The home of the Appellate Division, Second Department, on Monroe Place in Brooklyn Heights. Eagle file photo by Rob Abruzzese
BED-STUY — A panel of the Appellate Division, Second Department, has allowed New York City to continue pursuing repayment from the owner of a Brooklyn apartment building after tenants were forced to vacate due to unsafe conditions.
In a decision released Wednesday, the court refused to summarily discharge a mechanic’s lien that the City filed to recover the cost of relocating residents.
The case, City of New York v. Tuesdai Family Irrevocable Living Trust, centers on a property where, according to the complaint, living conditions deteriorated so badly that the City had to relocate tenants and cover emergency housing.

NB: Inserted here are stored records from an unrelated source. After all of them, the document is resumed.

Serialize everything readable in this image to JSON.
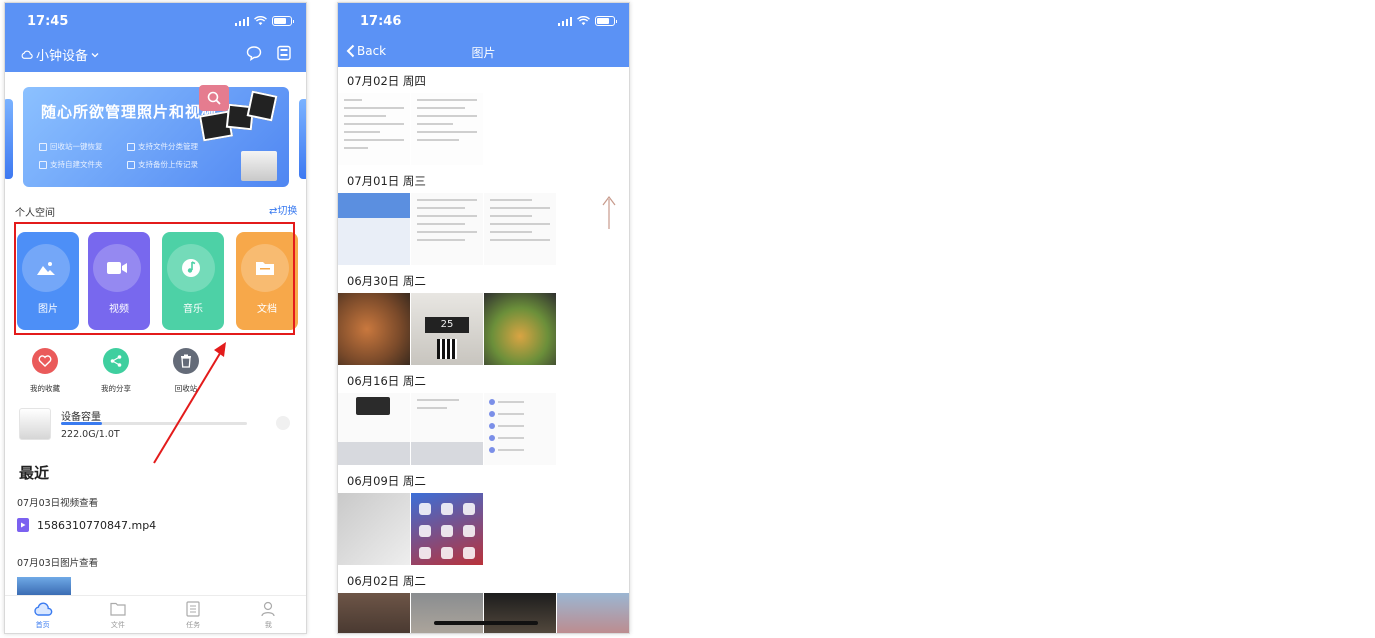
{
  "phone1": {
    "status": {
      "time": "17:45"
    },
    "header": {
      "device_name": "小钟设备"
    },
    "banner": {
      "title": "随心所欲管理照片和视频",
      "features": [
        "回收站一键恢复",
        "支持文件分类管理",
        "支持自建文件夹",
        "支持备份上传记录"
      ]
    },
    "personal_space": {
      "label": "个人空间",
      "switch_label": "⇄切换"
    },
    "categories": [
      {
        "label": "图片",
        "color": "#4d8ff7"
      },
      {
        "label": "视频",
        "color": "#7868ee"
      },
      {
        "label": "音乐",
        "color": "#4dd1a6"
      },
      {
        "label": "文档",
        "color": "#f7a84a"
      }
    ],
    "quick_actions": [
      {
        "label": "我的收藏",
        "color": "#ea5a5a"
      },
      {
        "label": "我的分享",
        "color": "#3fcf9f"
      },
      {
        "label": "回收站",
        "color": "#646b78"
      }
    ],
    "storage": {
      "title": "设备容量",
      "value": "222.0G/1.0T",
      "used_fraction": 0.22
    },
    "recent": {
      "title": "最近",
      "groups": [
        {
          "date": "07月03日视频查看",
          "file": "1586310770847.mp4"
        },
        {
          "date": "07月03日图片查看"
        }
      ]
    },
    "tabs": [
      {
        "label": "首页",
        "active": true
      },
      {
        "label": "文件",
        "active": false
      },
      {
        "label": "任务",
        "active": false
      },
      {
        "label": "我",
        "active": false
      }
    ]
  },
  "phone2": {
    "status": {
      "time": "17:46"
    },
    "header": {
      "back_label": "Back",
      "title": "图片"
    },
    "groups": [
      {
        "date": "07月02日 周四"
      },
      {
        "date": "07月01日 周三"
      },
      {
        "date": "06月30日 周二",
        "photo_label": "25"
      },
      {
        "date": "06月16日 周二"
      },
      {
        "date": "06月09日 周二"
      },
      {
        "date": "06月02日 周二"
      }
    ]
  },
  "colors": {
    "accent": "#5b92f5",
    "highlight": "#e31b1b"
  }
}
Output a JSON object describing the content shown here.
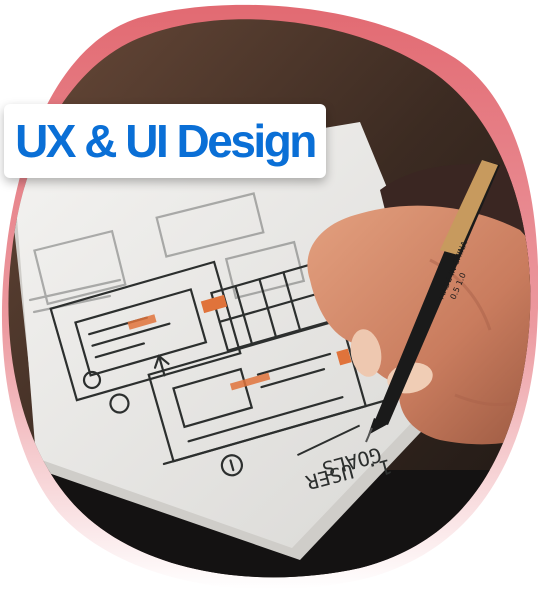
{
  "badge": {
    "title": "UX & UI Design",
    "text_color": "#0a6fd6"
  },
  "photo": {
    "blob_gradient_top": "#e26a72",
    "blob_gradient_bottom": "#ffffff",
    "paper_color": "#ebebe9",
    "sketch_ink_color": "#2c2f2e",
    "accent_color": "#e0733b",
    "pen_color": "#1a1a1a",
    "pen_label_color": "#c79a5e",
    "handwriting_1": "USER",
    "handwriting_2": "GOALS",
    "handwriting_3": "1.",
    "pen_print_1": "MADE IN CHINA",
    "pen_print_2": "0.5 1.0"
  }
}
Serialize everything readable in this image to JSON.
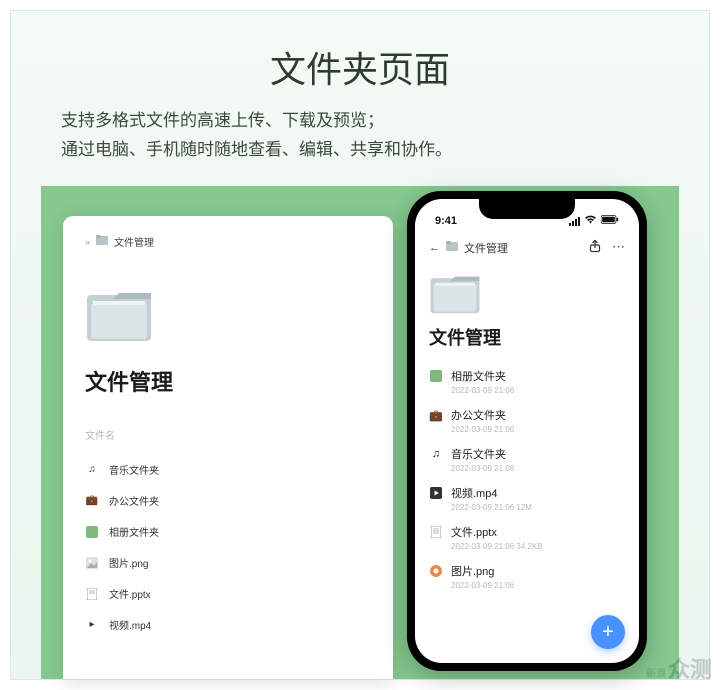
{
  "page": {
    "title": "文件夹页面",
    "description_line1": "支持多格式文件的高速上传、下载及预览；",
    "description_line2": "通过电脑、手机随时随地查看、编辑、共享和协作。"
  },
  "desktop": {
    "breadcrumb_expand": "»",
    "breadcrumb_label": "文件管理",
    "title": "文件管理",
    "column_header": "文件名",
    "rows": [
      {
        "icon": "music-icon",
        "name": "音乐文件夹"
      },
      {
        "icon": "briefcase-icon",
        "name": "办公文件夹"
      },
      {
        "icon": "album-icon",
        "name": "相册文件夹"
      },
      {
        "icon": "image-icon",
        "name": "图片.png"
      },
      {
        "icon": "document-icon",
        "name": "文件.pptx"
      },
      {
        "icon": "video-icon",
        "name": "视频.mp4"
      }
    ]
  },
  "phone": {
    "status_time": "9:41",
    "breadcrumb_label": "文件管理",
    "title": "文件管理",
    "rows": [
      {
        "icon": "album-icon",
        "name": "相册文件夹",
        "meta": "2022-03-09 21:06"
      },
      {
        "icon": "briefcase-icon",
        "name": "办公文件夹",
        "meta": "2022-03-09 21:06"
      },
      {
        "icon": "music-icon",
        "name": "音乐文件夹",
        "meta": "2022-03-09 21:06"
      },
      {
        "icon": "video-icon",
        "name": "视频.mp4",
        "meta": "2022-03-09 21:06   12M"
      },
      {
        "icon": "document-icon",
        "name": "文件.pptx",
        "meta": "2022-03-09 21:06   34.2KB"
      },
      {
        "icon": "image-icon",
        "name": "图片.png",
        "meta": "2022-03-09 21:06"
      }
    ],
    "fab_label": "+"
  },
  "watermark": {
    "small": "新浪",
    "big": "众测"
  }
}
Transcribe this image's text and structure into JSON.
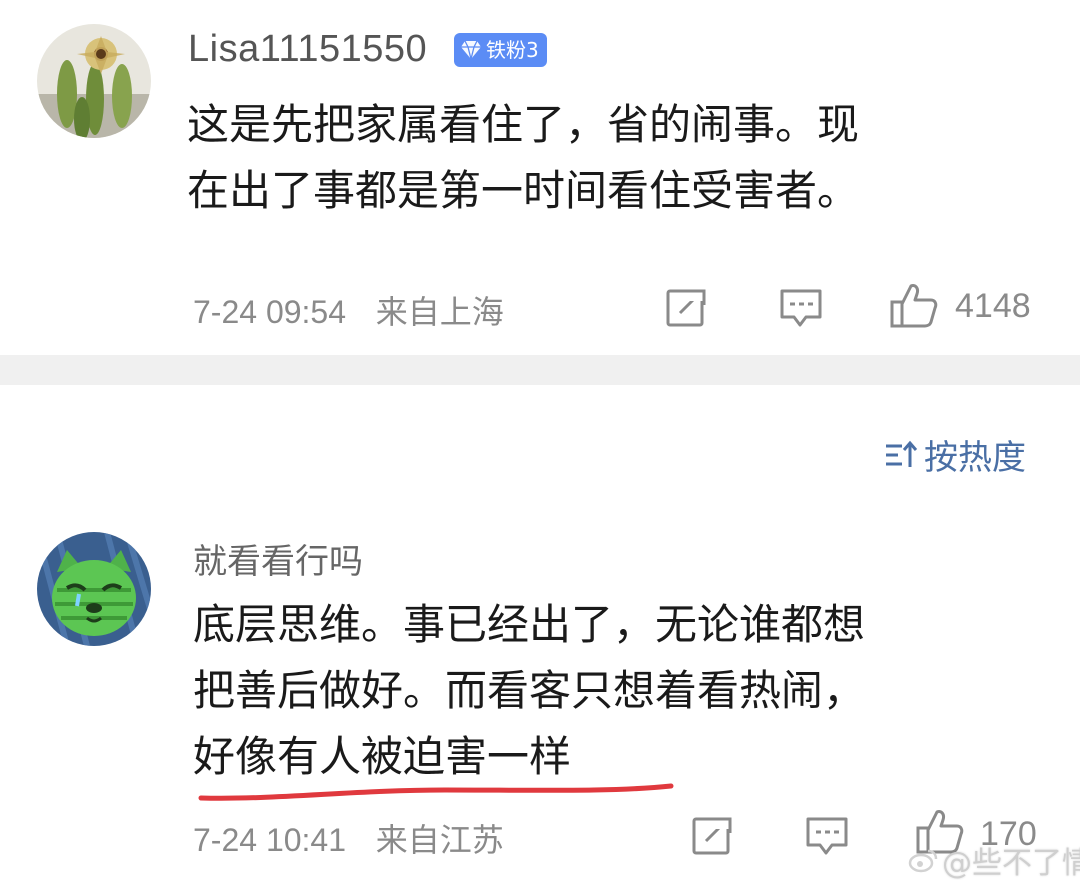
{
  "comments": [
    {
      "username": "Lisa11151550",
      "badge": "铁粉3",
      "lines": [
        "这是先把家属看住了，省的闹事。现",
        "在出了事都是第一时间看住受害者。"
      ],
      "time": "7-24 09:54",
      "location": "来自上海",
      "likes": "4148"
    },
    {
      "username": "就看看行吗",
      "lines": [
        "底层思维。事已经出了，无论谁都想",
        "把善后做好。而看客只想着看热闹，",
        "好像有人被迫害一样"
      ],
      "time": "7-24 10:41",
      "location": "来自江苏",
      "likes": "170"
    }
  ],
  "sort": {
    "label": "按热度"
  },
  "watermark": {
    "text": "@些不了情"
  },
  "colors": {
    "badge_bg": "#5b8cf5",
    "link": "#4a6fa5",
    "underline": "#e0393e",
    "divider": "#f0f0f0"
  },
  "icons": [
    "repost-icon",
    "comment-icon",
    "like-icon",
    "sort-icon",
    "gem-icon",
    "weibo-logo-icon"
  ]
}
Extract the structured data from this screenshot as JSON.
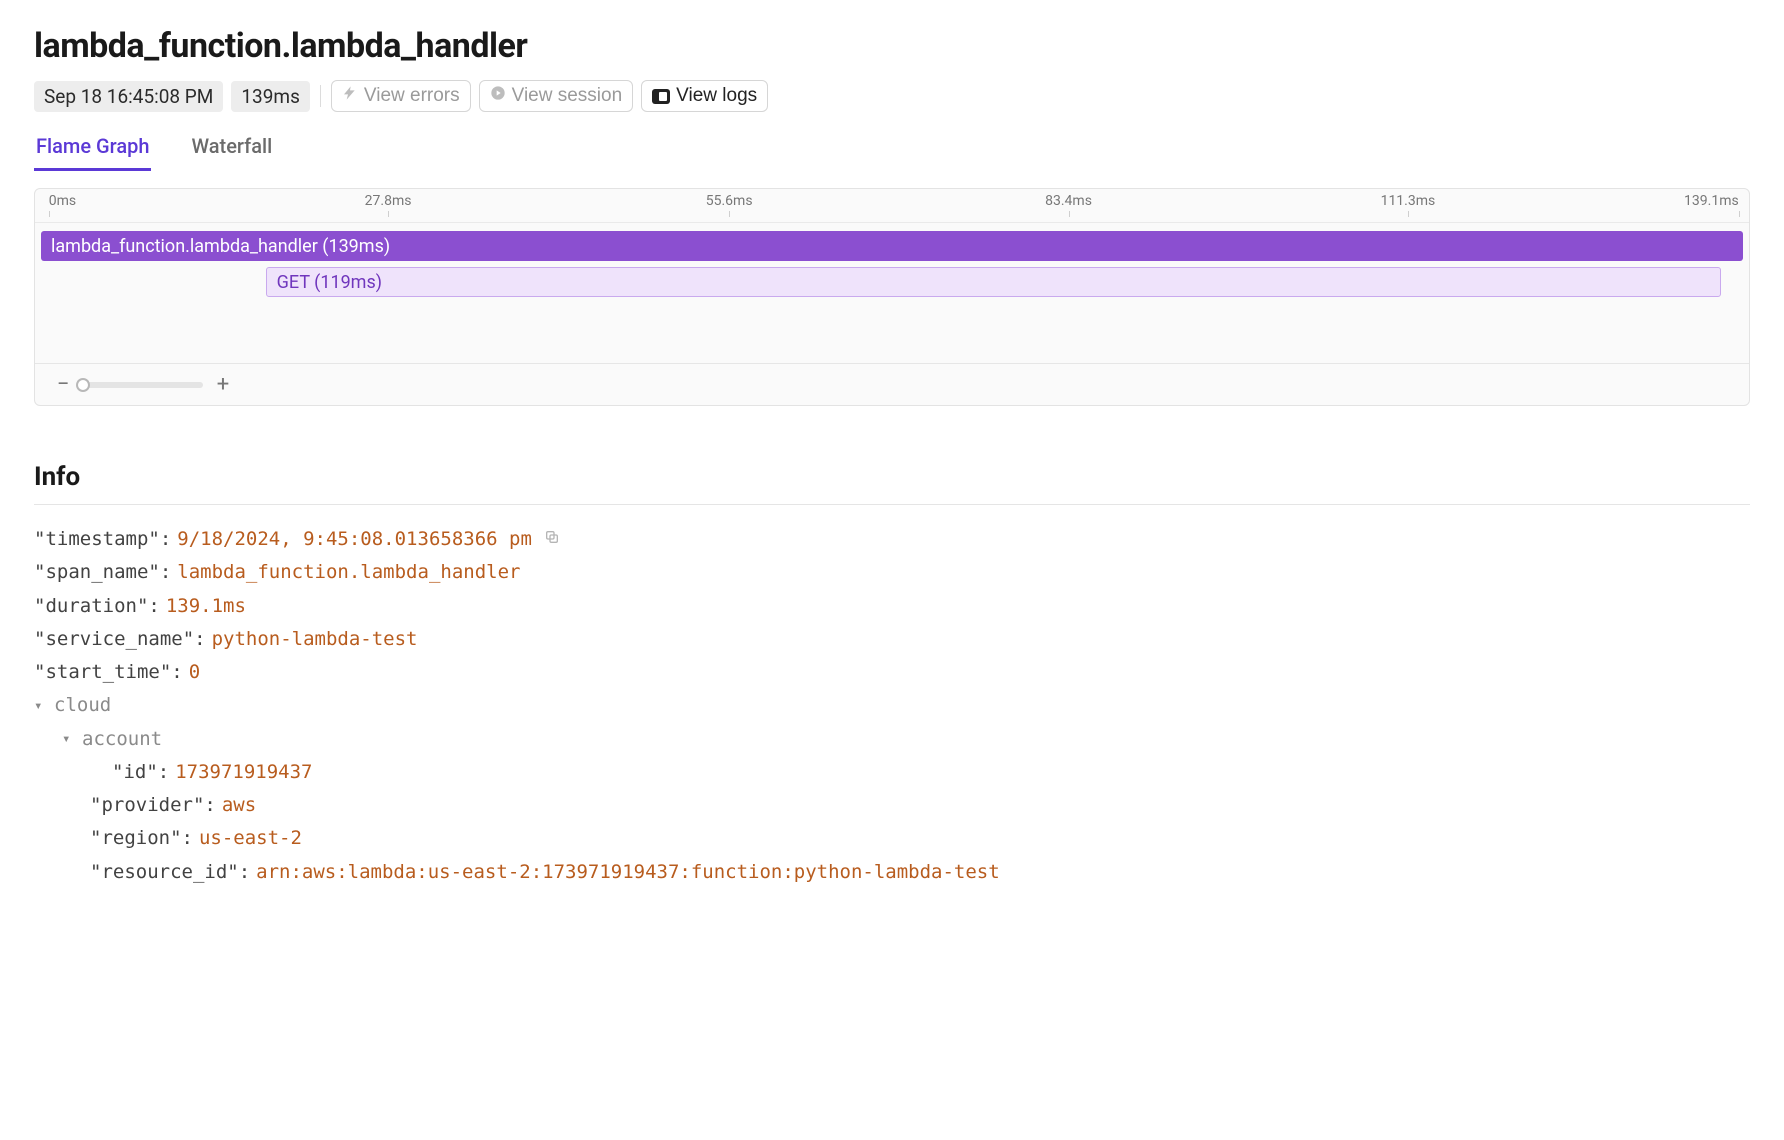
{
  "title": "lambda_function.lambda_handler",
  "header": {
    "timestamp_chip": "Sep 18 16:45:08 PM",
    "duration_chip": "139ms",
    "view_errors": "View errors",
    "view_session": "View session",
    "view_logs": "View logs"
  },
  "tabs": {
    "flame": "Flame Graph",
    "waterfall": "Waterfall"
  },
  "timeline_ticks": [
    "0ms",
    "27.8ms",
    "55.6ms",
    "83.4ms",
    "111.3ms",
    "139.1ms"
  ],
  "flame": {
    "root_label": "lambda_function.lambda_handler (139ms)",
    "child_label": "GET (119ms)"
  },
  "info_heading": "Info",
  "info": {
    "timestamp_key": "\"timestamp\":",
    "timestamp_val": "9/18/2024, 9:45:08.013658366 pm",
    "span_name_key": "\"span_name\":",
    "span_name_val": "lambda_function.lambda_handler",
    "duration_key": "\"duration\":",
    "duration_val": "139.1ms",
    "service_name_key": "\"service_name\":",
    "service_name_val": "python-lambda-test",
    "start_time_key": "\"start_time\":",
    "start_time_val": "0",
    "cloud_label": "cloud",
    "account_label": "account",
    "account_id_key": "\"id\":",
    "account_id_val": "173971919437",
    "provider_key": "\"provider\":",
    "provider_val": "aws",
    "region_key": "\"region\":",
    "region_val": "us-east-2",
    "resource_id_key": "\"resource_id\":",
    "resource_id_val": "arn:aws:lambda:us-east-2:173971919437:function:python-lambda-test"
  },
  "chart_data": {
    "type": "flamegraph",
    "time_unit": "ms",
    "x_range": [
      0,
      139.1
    ],
    "ticks": [
      0,
      27.8,
      55.6,
      83.4,
      111.3,
      139.1
    ],
    "spans": [
      {
        "name": "lambda_function.lambda_handler",
        "start": 0,
        "duration": 139,
        "depth": 0
      },
      {
        "name": "GET",
        "start": 18.3,
        "duration": 119,
        "depth": 1
      }
    ]
  }
}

Under the Administrative Code, the City can seek reimbursement from the owner and secure payment through a lien on the property.
The City’s complaint paints a stark picture of what was happening inside 343 Jefferson Avenue.
According to the complaint, after a fire at the property in April 2012, a Department of Buildings (DOB) inspector reported that three apartments had been converted into 13 single-room occupancy units with no secondary means of egress.
The DOB issued a peremptory vacate order, citing “imminent danger to life or public safety” and directed all residents on the upper floors to leave immediately.
Seven households were relocated to alternative housing from April 29, 2012, through Feb. 28, 2018.
Over nearly six years, the City alleges it spent $384,195 on temporary housing and another $3,065.23 in administrative costs, for a total of $387,260.23.
The complaint says those expenses arose from the owner’s negligent or intentional acts and its failure to maintain the building in accordance with housing and health codes.
The Trust, which owns the building, asked the Supreme Court to dismiss the case and discharge the lien at the pleading stage.
The Appellate Division affirmed the lower court’s denial of that request. The judges held that a mechanic’s lien can only be summarily discharged when the defect appears on the face of the notice. Here, they found no such defect.
The panel also rejected the Trust’s argument that the complaint failed to state a cause of action.
Construing the allegations in the City’s favor, as required on a CPLR 3211 motion, the court held that the record supported claims. Any dispute about whether the City was entitled to file the lien must be resolved at a foreclosure trial, the judges wrote.
The ruling keeps the case alive and leaves the lien in place while the litigation proceeds.
Although the decision does not address the merits of the City’s claims, it shows the courts’ reluctance to invalidate these liens without a full factual record, particularly in cases arising from buildings where tenants were displaced for safety reasons.
In New York City, conditions have to be extremely dangerous before officials order tenants out and begin paying for emergency relocation. It is not something that happens because of ordinary disrepair or code violations.
The law reserves these orders for situations where remaining inside the building poses an immediate threat to life, health or safety — such as when a building shows signs of structural failure, severe fire damage or electrical hazards that pose an immediate risk of shock or fire.
Vacate orders also follow gas leaks or failing boilers that could lead to explosions or carbon monoxide exposure, as well as winter conditions where the lack of heat becomes life-threatening.
Widespread contamination, like building-wide mold, sewage backups or vermin, and any condition that blocks a safe exit, including damaged stairwells or fire escapes, can also trigger emergency relocation.
Once a vacate order is issued, the City must move tenants immediately. That’s when the relocation costs begin: hotel rooms, temporary apartments, transportation.
Those expenses accumulate quickly.
For property owners, attempts to overturn tenant-relocation liens at the outset face a high bar.